MANFREDONIA – La CGIL FP Sanità esprime piena solidarietà ai lavoratori del reparto di Chirurgia dell’ospedale “San Camillo de Lellis” di Manfredonia, finiti al centro di una campagna mediatica ritenuta dall’organizzazione sindacale “basata su ricostruzioni distorte e accuse prive di fondamento”.
Il sindacato denuncia quello che definisce un clima di “gogna mediatica” nei confronti degli operatori sanitari, sottolineando come il temporaneo accorpamento dei reparti sia stato già chiarito dalla Direzione Generale della ASL e sia legato esclusivamente ai lavori di adeguamento antisismico della struttura.
La CGIL FP Sanità evidenzia inoltre come, secondo i dati organizzativi, la dotazione originaria del reparto di Chirurgia sia stata ridotta nel tempo, passando da 18+2 posti letto a 6+3, elemento che viene indicato come criticità oggettiva del sistema.

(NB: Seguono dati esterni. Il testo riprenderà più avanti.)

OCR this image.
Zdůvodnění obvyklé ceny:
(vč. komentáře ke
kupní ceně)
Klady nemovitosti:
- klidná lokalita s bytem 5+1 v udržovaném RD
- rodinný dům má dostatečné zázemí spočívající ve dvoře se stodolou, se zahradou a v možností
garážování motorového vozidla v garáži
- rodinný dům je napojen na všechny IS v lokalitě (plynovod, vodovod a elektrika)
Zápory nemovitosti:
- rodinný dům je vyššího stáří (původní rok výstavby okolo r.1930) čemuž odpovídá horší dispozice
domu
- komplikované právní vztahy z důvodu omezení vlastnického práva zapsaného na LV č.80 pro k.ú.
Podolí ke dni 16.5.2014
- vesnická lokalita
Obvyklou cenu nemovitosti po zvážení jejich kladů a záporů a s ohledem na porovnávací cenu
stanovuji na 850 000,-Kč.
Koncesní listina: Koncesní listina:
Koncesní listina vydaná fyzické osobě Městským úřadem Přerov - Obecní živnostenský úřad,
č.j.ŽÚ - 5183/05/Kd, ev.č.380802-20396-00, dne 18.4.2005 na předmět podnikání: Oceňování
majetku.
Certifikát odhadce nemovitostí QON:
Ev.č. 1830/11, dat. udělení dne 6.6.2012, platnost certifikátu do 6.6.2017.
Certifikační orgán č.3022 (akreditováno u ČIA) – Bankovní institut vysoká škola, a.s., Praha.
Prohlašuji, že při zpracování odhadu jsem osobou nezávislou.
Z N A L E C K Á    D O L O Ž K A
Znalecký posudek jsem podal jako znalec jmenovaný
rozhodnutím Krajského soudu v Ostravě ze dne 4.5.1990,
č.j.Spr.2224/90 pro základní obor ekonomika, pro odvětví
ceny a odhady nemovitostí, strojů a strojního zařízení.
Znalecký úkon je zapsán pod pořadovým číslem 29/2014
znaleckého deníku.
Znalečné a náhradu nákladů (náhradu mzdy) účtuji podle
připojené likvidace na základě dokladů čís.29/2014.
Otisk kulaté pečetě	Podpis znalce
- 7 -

Il sindacato respinge ogni tentativo di attribuire responsabilità ai lavoratori, affermando che medici, infermieri e operatori non devono diventare bersaglio di polemiche o disinformazione. “La libertà di espressione non può diventare diffamazione”, si legge nella nota, che invita anche le istituzioni e la politica locale ad assumersi pienamente le proprie responsabilità nella tutela della dignità del personale sanitario.
La CGIL FP Sanità ribadisce infine la propria posizione a difesa della sanità pubblica e dei suoi operatori: “Chi cura merita rispetto e tutela. Quando si colpiscono i lavoratori della sanità si indebolisce l’intero Servizio Sanitario Pubblico”.